神宮寺は、私を同情しているだけなのだろうか…それとも…。
それから、どのくらい時間が経っただろう、ベンチから動けずにいた私の携帯電話が、着信の音を鳴らした。
電話は秘書の須藤だ。
「はい。伊織です。」
「伊織さん、大変だぞ…今さっき進藤親子が会社に来たんだ。もちろん神宮寺の居る場所は教えなかったが、進藤がいろいろ嗅ぎまわっているから、速水の病院を突き止めるのも時間の問題かもしれないな。気を付けてくれ。」
私は電話を切ると、慌てて神宮寺のいる病室へと急いだ。
神宮寺は寝ているかも知れないと思い、ノックをせずにそっと静かにドアを開けた。
そして足音を立てないように、そっとベッドに近づいてみると、思った通り神宮寺は眠っている。

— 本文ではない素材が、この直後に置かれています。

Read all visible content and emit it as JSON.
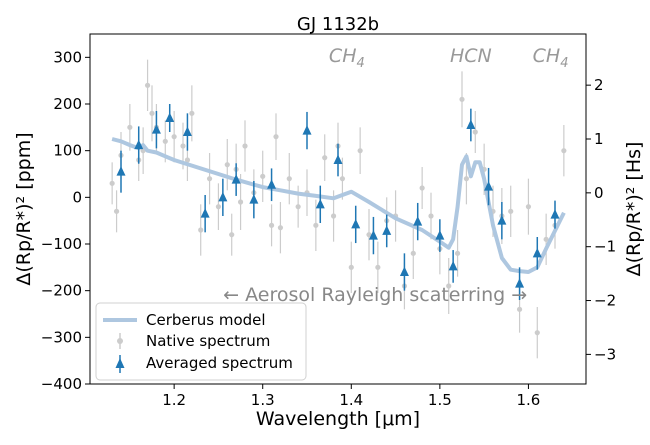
{
  "chart_data": {
    "type": "scatter",
    "title": "GJ 1132b",
    "xlabel": "Wavelength [μm]",
    "ylabel": "Δ(Rp/R*)² [ppm]",
    "ylabel_right": "Δ(Rp/R*)² [Hs]",
    "xlim": [
      1.105,
      1.665
    ],
    "ylim": [
      -400,
      350
    ],
    "ylim_right": [
      -3.55,
      2.95
    ],
    "x_ticks": [
      1.2,
      1.3,
      1.4,
      1.5,
      1.6
    ],
    "x_tick_labels": [
      "1.2",
      "1.3",
      "1.4",
      "1.5",
      "1.6"
    ],
    "y_ticks": [
      -400,
      -300,
      -200,
      -100,
      0,
      100,
      200,
      300
    ],
    "y_tick_labels": [
      "−400",
      "−300",
      "−200",
      "−100",
      "0",
      "100",
      "200",
      "300"
    ],
    "y_right_ticks": [
      -3,
      -2,
      -1,
      0,
      1,
      2
    ],
    "y_right_tick_labels": [
      "−3",
      "−2",
      "−1",
      "0",
      "1",
      "2"
    ],
    "grid": false,
    "legend_position": "lower-left",
    "colors": {
      "model": "#aec7e0",
      "native": "#cccccc",
      "averaged": "#1f77b4"
    },
    "annotations": [
      {
        "text": "CH4",
        "x": 1.395,
        "y": 290
      },
      {
        "text": "HCN",
        "x": 1.535,
        "y": 290
      },
      {
        "text": "CH4",
        "x": 1.625,
        "y": 290
      }
    ],
    "rayleigh_text": "← Aerosol Rayleigh scaterring →",
    "rayleigh_pos": {
      "x": 1.235,
      "y": -222
    },
    "series": [
      {
        "name": "Cerberus model",
        "style": "line",
        "x": [
          1.13,
          1.14,
          1.15,
          1.16,
          1.165,
          1.17,
          1.18,
          1.19,
          1.2,
          1.22,
          1.25,
          1.27,
          1.3,
          1.32,
          1.34,
          1.36,
          1.38,
          1.39,
          1.4,
          1.42,
          1.45,
          1.48,
          1.5,
          1.51,
          1.515,
          1.52,
          1.525,
          1.53,
          1.535,
          1.54,
          1.545,
          1.55,
          1.56,
          1.57,
          1.58,
          1.59,
          1.6,
          1.61,
          1.62,
          1.64
        ],
        "y": [
          125,
          120,
          112,
          105,
          112,
          100,
          96,
          88,
          80,
          68,
          50,
          38,
          22,
          15,
          8,
          3,
          -2,
          5,
          12,
          -10,
          -45,
          -70,
          -95,
          -108,
          -90,
          -20,
          70,
          88,
          45,
          75,
          75,
          40,
          -60,
          -130,
          -155,
          -158,
          -160,
          -150,
          -110,
          -33
        ]
      },
      {
        "name": "Native spectrum",
        "style": "points",
        "x": [
          1.13,
          1.135,
          1.14,
          1.15,
          1.16,
          1.165,
          1.17,
          1.175,
          1.18,
          1.19,
          1.2,
          1.21,
          1.215,
          1.22,
          1.23,
          1.24,
          1.25,
          1.26,
          1.265,
          1.27,
          1.275,
          1.28,
          1.29,
          1.3,
          1.31,
          1.315,
          1.32,
          1.33,
          1.34,
          1.35,
          1.36,
          1.37,
          1.38,
          1.385,
          1.39,
          1.4,
          1.41,
          1.42,
          1.43,
          1.44,
          1.45,
          1.46,
          1.47,
          1.48,
          1.49,
          1.5,
          1.51,
          1.52,
          1.525,
          1.53,
          1.54,
          1.55,
          1.56,
          1.57,
          1.58,
          1.59,
          1.6,
          1.61,
          1.62,
          1.63,
          1.64
        ],
        "y": [
          30,
          -30,
          90,
          150,
          80,
          100,
          240,
          180,
          150,
          120,
          130,
          110,
          80,
          180,
          -70,
          40,
          -20,
          70,
          -80,
          60,
          -10,
          110,
          10,
          45,
          -60,
          130,
          -65,
          40,
          -20,
          10,
          -60,
          85,
          -40,
          110,
          40,
          -150,
          100,
          -80,
          -150,
          -50,
          -40,
          -190,
          -120,
          20,
          -40,
          -110,
          -190,
          -120,
          210,
          40,
          140,
          60,
          -30,
          -40,
          -30,
          -240,
          -20,
          -290,
          -90,
          -60,
          100
        ],
        "err": [
          45,
          45,
          50,
          50,
          45,
          50,
          55,
          60,
          50,
          45,
          55,
          50,
          45,
          60,
          55,
          55,
          50,
          55,
          45,
          55,
          60,
          55,
          50,
          55,
          45,
          50,
          55,
          55,
          45,
          50,
          55,
          50,
          55,
          50,
          45,
          55,
          50,
          55,
          55,
          50,
          55,
          50,
          55,
          45,
          50,
          55,
          60,
          50,
          60,
          55,
          45,
          55,
          55,
          60,
          55,
          50,
          60,
          55,
          55,
          50,
          55
        ]
      },
      {
        "name": "Averaged spectrum",
        "style": "markers",
        "x": [
          1.14,
          1.16,
          1.18,
          1.195,
          1.215,
          1.235,
          1.255,
          1.27,
          1.29,
          1.31,
          1.35,
          1.365,
          1.385,
          1.405,
          1.425,
          1.44,
          1.46,
          1.475,
          1.5,
          1.515,
          1.535,
          1.555,
          1.57,
          1.59,
          1.61,
          1.63
        ],
        "y": [
          55,
          112,
          145,
          170,
          140,
          -35,
          0,
          38,
          -5,
          27,
          143,
          -15,
          80,
          -58,
          -82,
          -72,
          -160,
          -52,
          -82,
          -148,
          155,
          23,
          -50,
          -185,
          -120,
          -37
        ],
        "err": [
          45,
          40,
          40,
          30,
          40,
          40,
          40,
          35,
          40,
          35,
          40,
          40,
          35,
          40,
          40,
          35,
          40,
          40,
          35,
          35,
          35,
          40,
          40,
          35,
          35,
          30
        ]
      }
    ]
  }
}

もう何度も神宮寺の寝顔は見ているが、端正な美しい顔に、思わず心臓がドクンと大きな音を立てる。
よく見ると、長い睫毛はマスカラをしているように、長く美しいカーブを描いている。
眉も天然なのだろうか、綺麗なアーチの眉は、男らしい形をつくっている。
高い鼻筋に、引き締まった薄い口元。
どこを見ても完璧な神宮寺の顔には、思わず見惚れてしまう。
すると、間もなくして何か気配を感じたのか、神宮寺が目を覚ました。
ゆっくりと目を開けた神宮寺は、横に立っていた私に気が付き、驚いた表情をした。